Ein besonderer Fall hierbei ist dem Wissenschaftler zufolge Amazon. Denn das Unternehmern trete in einer Doppelrolle auf, "sowohl als Marktanbieter als auch selber als Marktteilnehmer".
So nutze Amazon die Daten der Händler, die ihre Produkte auf der Amazon-Plattform anbieten, dazu, um möglichst profitable Produkte zu identifizieren, "die Amazon dann in einem zweiten Schritt mit über 20 Eigenmarken anbietet", kritisiert Piétron. "Es kommt immer wieder auch zu Vorfällen, wo Händler konkret diskriminiert werden durch einen neuen Algorithmus, dass sie von einem Tag auf den anderen einen Großteil ihrer Umsätze verlieren oder von der Plattform verwiesen werden. Diese Anbieter haben dann keine Chance, sich dagegen zu wehren."
AMAZON
Der Vorwurf: Amazon bietet auf dem Market Place Händlern die Möglichkeit, ihre Waren zu verkaufen. Mit den dabei gewonnenen Daten würden diese Händler dann aber mit eigenen Angeboten aus dem Markt gedrängt.

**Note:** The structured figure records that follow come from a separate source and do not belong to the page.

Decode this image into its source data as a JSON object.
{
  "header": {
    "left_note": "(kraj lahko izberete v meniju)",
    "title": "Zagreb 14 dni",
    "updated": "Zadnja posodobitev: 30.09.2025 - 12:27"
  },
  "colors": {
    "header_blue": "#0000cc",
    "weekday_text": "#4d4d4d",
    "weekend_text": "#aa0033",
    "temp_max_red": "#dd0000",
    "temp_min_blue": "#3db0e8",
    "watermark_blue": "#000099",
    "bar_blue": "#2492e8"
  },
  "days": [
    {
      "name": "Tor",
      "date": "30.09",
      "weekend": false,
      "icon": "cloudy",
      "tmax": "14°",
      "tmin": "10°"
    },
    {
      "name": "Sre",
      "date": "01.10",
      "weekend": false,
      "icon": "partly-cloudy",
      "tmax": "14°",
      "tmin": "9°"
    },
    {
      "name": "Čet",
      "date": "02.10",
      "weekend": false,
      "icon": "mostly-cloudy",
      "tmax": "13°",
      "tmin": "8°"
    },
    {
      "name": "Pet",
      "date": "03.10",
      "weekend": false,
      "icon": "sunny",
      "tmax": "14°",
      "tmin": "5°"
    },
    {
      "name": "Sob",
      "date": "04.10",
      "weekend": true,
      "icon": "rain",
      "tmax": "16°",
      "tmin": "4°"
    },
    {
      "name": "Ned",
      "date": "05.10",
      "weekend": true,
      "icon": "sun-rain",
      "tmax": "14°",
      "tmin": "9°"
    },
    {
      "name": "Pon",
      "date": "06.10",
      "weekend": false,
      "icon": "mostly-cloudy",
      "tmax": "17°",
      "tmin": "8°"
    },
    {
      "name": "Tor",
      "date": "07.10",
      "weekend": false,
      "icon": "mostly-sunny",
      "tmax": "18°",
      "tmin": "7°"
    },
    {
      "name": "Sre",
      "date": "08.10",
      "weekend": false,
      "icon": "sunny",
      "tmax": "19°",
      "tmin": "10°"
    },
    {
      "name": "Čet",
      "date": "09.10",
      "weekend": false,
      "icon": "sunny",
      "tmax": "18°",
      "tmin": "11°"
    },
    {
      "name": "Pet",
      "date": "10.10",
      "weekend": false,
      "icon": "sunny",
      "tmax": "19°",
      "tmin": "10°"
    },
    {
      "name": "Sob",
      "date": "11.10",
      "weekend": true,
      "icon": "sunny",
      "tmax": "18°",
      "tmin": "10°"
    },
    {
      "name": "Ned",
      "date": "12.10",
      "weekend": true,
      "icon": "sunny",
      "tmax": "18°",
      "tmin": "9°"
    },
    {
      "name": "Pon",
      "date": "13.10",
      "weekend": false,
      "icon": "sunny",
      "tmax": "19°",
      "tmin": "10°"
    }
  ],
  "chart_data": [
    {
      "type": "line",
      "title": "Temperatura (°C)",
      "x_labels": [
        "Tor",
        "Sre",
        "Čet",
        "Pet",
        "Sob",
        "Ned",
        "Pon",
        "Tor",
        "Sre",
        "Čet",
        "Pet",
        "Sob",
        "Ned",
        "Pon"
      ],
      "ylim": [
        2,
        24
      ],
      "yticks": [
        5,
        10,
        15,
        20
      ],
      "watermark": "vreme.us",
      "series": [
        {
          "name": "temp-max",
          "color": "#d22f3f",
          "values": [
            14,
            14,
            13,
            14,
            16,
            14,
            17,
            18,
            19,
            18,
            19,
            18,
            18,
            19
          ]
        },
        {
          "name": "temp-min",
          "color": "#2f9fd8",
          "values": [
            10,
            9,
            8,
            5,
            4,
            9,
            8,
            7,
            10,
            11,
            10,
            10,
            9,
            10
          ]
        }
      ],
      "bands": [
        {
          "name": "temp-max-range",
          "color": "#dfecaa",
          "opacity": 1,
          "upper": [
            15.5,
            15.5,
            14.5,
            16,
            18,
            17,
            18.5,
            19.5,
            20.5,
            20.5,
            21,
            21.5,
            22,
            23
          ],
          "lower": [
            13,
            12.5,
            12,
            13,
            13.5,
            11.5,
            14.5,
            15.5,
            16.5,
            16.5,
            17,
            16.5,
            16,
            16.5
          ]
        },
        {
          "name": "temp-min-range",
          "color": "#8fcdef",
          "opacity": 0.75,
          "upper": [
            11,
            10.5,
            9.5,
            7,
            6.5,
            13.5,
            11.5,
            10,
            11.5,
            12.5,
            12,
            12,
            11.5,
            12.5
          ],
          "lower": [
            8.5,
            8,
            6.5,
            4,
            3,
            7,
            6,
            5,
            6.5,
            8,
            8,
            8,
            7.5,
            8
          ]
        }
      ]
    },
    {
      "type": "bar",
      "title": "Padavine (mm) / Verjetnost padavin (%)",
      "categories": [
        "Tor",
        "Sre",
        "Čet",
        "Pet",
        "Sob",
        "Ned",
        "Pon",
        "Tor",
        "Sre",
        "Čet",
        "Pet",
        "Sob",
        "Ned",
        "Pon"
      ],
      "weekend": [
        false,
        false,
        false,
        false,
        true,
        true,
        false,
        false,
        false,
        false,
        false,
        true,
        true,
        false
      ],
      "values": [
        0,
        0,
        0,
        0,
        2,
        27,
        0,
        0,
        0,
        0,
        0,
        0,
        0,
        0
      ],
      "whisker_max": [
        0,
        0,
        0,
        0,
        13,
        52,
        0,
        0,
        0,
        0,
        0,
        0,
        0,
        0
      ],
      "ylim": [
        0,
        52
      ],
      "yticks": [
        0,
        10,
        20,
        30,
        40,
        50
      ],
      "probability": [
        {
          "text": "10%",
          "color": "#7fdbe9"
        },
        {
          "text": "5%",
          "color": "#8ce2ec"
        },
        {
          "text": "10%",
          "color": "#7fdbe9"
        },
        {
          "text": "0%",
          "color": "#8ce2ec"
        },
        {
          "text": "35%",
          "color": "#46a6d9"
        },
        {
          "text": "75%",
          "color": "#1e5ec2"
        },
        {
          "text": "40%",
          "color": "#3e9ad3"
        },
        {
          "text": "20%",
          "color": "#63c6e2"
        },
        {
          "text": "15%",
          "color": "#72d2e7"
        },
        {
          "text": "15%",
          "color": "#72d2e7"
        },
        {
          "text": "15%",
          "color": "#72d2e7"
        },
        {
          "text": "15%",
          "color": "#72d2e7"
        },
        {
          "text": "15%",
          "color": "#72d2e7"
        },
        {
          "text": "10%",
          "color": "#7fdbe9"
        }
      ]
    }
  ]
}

Die Stellungnahme: Jeff Bezos erklärt, er schaffe so viele Jobs in den USA wie kein anderes Unternehmen. Außerdem sei Amazon zwar der größte Online-Händler, im Internet gäbe es aber Alternativen. Und die meisten Einkäufe fänden ohnehin offline statt.
Denn Händler, die in lokalen Handel zunehmend Umsätze verlören, sähen sich gezwungen, auf Amazon zu gehen, weil sie nur noch so ihren Umsatz erwirtschaften könnten. "Dadurch werten sie das Angebot auf der Plattform Amazon auf und ziehen dadurch zusätzliche Kunden an."
Das ist der Prozess, den wir sehen. Deshalb steht Amazon inzwischen auch bei 50 Prozent Marktanteil vom gesamten E-Commerce in Deutschland. Da ist kein Wettbewerb mehr da, da haben viele Menschen – Anbieter wie Verbraucher – keine reale Möglichkeit, auf Alternativen auszuweichen."
FACEBOOK
Der Vorwurf: Es geht zum einen um die beherrschende Stellung im Social-Media-Bereich, auch durch die Übernahme von Instagram und Whatsapp. Zum anderen steht aber auch die Frage im Raum, wie Facebook mit Inhalten umgeht.
Die Stellungnahme: Facebook verweist auf den gemeinsamen Gegner, nämlich die Konkurrenz aus China. Die Videoplattform Tiktok ist bei amerikanischen Jugendlichen zunehmend beliebt. Und das ist auch einigen Politikern ein Dorn im Auge.
Der Interessenkonflikt bei Amazon, gleichzeitig Marktanbieter und -teilnehmer zu sein, lasse sich nur durch eine strukturelle Aufspaltung dieser beiden Unternehmensbereiche lösen, sagt Piétron.
"Der freie Markt, der durch das Wettbewerbsrecht irgendwie hergestellt werden sollte, ist in vielen Marktbereichen überhaupt nicht mehr vorhanden."